Subversive Magic: The Gathering

Re-shot video so its not vertical.

Old vertical video (what was I thinking???? but a more interesting round, oh well.)

For this assignment, I played several games of Magic: The Gathering, with the modification that all cards are played face down, and card names aren’t “announced” as they are played. The videos above include some highlights from two of the games played.

For those who haven’t played Magic, it is a trading card game in which two or more players take turns drawing cards from their deck, playing cards on the battlefield, and using these played cards to attack/manipulate the other player or the other player’s cards. There are certain “land” cards which must be tapped for “mana” which is used to bring out creature cards, enchantment cards, sorcery cards, and instant cards into play.

Since Magic is a trading card game, of course the cards themselves play a huge role in the gameplay. By playing with the cards facing down, I was experimenting with how playable a trading card game could be if the normally visible cards which are crucial to gameplay, and in fact define the very existence of the game itself, become mysterious and invisible. Additionally, a huge part of Magic gameplay is that there is a lot of talking going on. Players are always announcing what cards they are playing. For example, as a player plays their turn, if they played one “Mountain” land and tapped six lands to bring out a creature onto the battlefield, they would be talking through it as they did it, for example: “Mountain…and I’ll tap for six mana to bring out Moonveil Dragon.” This announcing of what exactly is being played may not be as obvious as the cards themselves, but it is still a crucial part of the whole “ritual” of playing Magic. So by taking the announcing of card names away, it made things a lot more confusing.

Of course it was more difficult to understand what was going on, and it became something like a trust exercise between myself and my friend. For example, when I played an instant card that destroyed one of my friend’s creatures (in the vertical video), he had to trust that that card was actually what I said it was and not something else. And at some points in the game I had no idea what was going on (the end sequence of the vertical video when my friend does some really complicated stuff went completely over my head.) In that regard, this experience brought me back to the time when I was first starting to play Magic and didn’t know what everything did. Often in those early games when I was still a beginner, it felt like I just had to trust what the other person was doing blindly since they knew better than me, and this evoked the same sort of feeling.

At the same time however, I was interested to see that the game was still playable and followed the same pattern as a game would go if we were playing with normal rules. The flow of the game remained largely intact.

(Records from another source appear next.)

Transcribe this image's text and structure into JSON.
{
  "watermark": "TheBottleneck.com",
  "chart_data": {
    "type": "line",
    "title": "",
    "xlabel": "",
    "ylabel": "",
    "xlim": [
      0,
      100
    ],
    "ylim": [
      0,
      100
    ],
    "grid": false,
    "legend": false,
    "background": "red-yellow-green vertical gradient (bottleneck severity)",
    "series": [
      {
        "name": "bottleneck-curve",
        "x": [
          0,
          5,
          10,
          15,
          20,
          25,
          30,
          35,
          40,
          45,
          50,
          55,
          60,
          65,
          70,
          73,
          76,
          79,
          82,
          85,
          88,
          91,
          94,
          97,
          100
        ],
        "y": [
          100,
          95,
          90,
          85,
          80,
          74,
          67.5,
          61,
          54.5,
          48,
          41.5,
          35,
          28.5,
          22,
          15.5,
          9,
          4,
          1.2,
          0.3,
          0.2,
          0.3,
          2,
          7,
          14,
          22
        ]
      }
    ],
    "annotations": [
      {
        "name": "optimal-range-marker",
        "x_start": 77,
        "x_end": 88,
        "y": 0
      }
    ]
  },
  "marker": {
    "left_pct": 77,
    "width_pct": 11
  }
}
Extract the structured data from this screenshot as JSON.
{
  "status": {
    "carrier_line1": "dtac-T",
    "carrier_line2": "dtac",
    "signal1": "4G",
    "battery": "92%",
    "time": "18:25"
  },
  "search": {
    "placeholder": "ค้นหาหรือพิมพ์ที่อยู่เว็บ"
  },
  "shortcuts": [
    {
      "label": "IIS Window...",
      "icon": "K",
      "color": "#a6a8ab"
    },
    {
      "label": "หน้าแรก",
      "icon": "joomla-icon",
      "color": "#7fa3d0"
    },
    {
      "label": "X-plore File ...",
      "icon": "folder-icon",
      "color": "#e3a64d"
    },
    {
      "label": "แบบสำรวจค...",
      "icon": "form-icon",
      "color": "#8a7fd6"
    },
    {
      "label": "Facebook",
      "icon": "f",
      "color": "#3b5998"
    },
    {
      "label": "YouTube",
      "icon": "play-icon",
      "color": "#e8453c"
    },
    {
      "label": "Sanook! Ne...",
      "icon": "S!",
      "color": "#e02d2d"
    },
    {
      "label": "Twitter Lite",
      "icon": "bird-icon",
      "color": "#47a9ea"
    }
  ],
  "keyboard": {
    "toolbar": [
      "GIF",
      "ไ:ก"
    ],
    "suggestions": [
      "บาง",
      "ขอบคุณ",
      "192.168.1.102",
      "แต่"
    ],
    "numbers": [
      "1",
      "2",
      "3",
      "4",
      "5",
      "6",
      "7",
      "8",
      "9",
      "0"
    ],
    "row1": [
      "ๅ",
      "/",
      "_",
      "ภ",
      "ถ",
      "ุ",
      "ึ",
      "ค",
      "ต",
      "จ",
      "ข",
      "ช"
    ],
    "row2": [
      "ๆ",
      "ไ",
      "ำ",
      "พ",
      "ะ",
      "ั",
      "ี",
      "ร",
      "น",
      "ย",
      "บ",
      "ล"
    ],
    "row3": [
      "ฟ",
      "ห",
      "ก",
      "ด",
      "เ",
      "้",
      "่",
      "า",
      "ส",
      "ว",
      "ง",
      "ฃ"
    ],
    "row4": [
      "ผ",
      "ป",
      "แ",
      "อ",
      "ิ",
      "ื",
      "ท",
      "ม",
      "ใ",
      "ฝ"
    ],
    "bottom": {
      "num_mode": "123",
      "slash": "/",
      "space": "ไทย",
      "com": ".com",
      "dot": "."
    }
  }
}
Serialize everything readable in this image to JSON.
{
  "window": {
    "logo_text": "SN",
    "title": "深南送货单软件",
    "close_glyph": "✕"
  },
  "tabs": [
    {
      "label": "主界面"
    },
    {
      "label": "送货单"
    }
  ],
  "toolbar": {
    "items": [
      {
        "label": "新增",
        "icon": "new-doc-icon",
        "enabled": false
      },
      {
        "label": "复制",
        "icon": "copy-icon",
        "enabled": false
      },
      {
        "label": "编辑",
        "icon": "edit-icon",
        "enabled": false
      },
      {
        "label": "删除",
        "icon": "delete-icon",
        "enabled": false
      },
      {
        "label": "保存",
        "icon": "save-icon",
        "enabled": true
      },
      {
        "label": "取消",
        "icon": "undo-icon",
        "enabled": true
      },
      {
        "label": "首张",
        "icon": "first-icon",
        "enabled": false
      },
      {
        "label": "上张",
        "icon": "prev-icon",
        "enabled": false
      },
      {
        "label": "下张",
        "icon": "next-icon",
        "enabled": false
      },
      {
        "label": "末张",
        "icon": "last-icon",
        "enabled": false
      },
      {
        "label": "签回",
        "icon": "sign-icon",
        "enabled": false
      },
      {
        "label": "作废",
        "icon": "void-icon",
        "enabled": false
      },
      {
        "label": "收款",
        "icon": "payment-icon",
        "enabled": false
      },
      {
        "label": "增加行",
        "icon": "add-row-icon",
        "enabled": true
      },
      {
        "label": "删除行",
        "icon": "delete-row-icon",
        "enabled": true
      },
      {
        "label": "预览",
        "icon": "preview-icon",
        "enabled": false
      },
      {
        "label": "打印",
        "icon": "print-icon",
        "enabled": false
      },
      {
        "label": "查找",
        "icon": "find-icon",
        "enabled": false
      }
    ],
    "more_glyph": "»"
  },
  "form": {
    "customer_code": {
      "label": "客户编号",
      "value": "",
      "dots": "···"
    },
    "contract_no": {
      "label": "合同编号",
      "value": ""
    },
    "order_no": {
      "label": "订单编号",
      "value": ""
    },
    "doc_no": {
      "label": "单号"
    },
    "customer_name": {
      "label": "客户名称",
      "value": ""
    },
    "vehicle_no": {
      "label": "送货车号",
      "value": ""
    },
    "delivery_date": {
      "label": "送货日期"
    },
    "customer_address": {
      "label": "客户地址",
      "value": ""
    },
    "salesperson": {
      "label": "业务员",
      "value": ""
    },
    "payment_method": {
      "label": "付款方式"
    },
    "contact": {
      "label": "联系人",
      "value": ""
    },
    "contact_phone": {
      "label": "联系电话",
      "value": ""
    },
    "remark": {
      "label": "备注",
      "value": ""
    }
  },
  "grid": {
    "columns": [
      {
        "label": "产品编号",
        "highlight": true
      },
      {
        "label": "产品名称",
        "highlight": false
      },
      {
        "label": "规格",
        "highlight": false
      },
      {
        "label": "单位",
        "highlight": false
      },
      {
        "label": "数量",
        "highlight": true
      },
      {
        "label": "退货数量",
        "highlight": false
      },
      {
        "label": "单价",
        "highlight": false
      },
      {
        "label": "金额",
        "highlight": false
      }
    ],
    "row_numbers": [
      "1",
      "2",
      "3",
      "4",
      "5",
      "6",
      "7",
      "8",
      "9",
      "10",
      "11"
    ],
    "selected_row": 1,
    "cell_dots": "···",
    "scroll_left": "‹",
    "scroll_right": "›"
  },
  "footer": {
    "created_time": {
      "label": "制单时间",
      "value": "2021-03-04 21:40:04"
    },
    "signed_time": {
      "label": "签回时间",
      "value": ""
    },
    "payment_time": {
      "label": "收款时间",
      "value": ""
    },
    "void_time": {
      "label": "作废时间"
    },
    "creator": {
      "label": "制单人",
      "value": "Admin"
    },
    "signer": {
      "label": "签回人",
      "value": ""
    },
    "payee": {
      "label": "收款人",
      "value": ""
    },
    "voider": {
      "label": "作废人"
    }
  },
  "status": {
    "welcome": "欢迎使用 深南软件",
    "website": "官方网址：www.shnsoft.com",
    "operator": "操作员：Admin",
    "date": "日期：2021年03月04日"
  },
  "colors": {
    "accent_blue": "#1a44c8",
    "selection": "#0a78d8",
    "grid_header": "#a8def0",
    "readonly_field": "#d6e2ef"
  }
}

Even though we weren’t announcing what specific cards we were playing, after playing so many games of Magic it was pretty straightforward to infer what was a creature and what was a land, for example, since lands constantly get “tapped” to bring creatures out into play. It was therefore an interesting experience for me to realize that much of Magic is in the “rituals” that occur while playing, the movement and placement of cards for example, and not in the cards themselves. It felt almost like playing the same game, which was really interesting since it seemed to prove that although Magic is a trading card game, the ritual of gameplay is more important than the cards in defining what can be thought of as a “game of Magic.”

Additionally, I could see how the inclusion of some cards can kind of “cheat” the new rules. For example, at one point (in the vertical video) I had a card out called “Suture Priest” which, whenever a creature enters the battlefield under my opponent’s control, causes that opponent to lose a life. Therefore, in order for this game mechanic to work I was forced to ask my friend whether an unknown card he just put down was a creature or not, so that my creature’s ability could still take affect. Therefore, in this style of play, cards which have abilities like this which can reveal extra information about a player’s mysterious cards suddenly become a lot more valuable to include in decks. A huge part of Magic and trading card games in general is how valuable each card is in terms of its money cost in the real world. So some cards which are not as good or valuable in normal MTG could become extremely useful and valuable in my subverted MTG. It was interesting for me to see that card worth is dependent on gameplay, and changing gameplay mechanics could make shitty cards transform into expensive cards. Therefore, changing the gameplay mechanic affects not only the game world, but the real world too.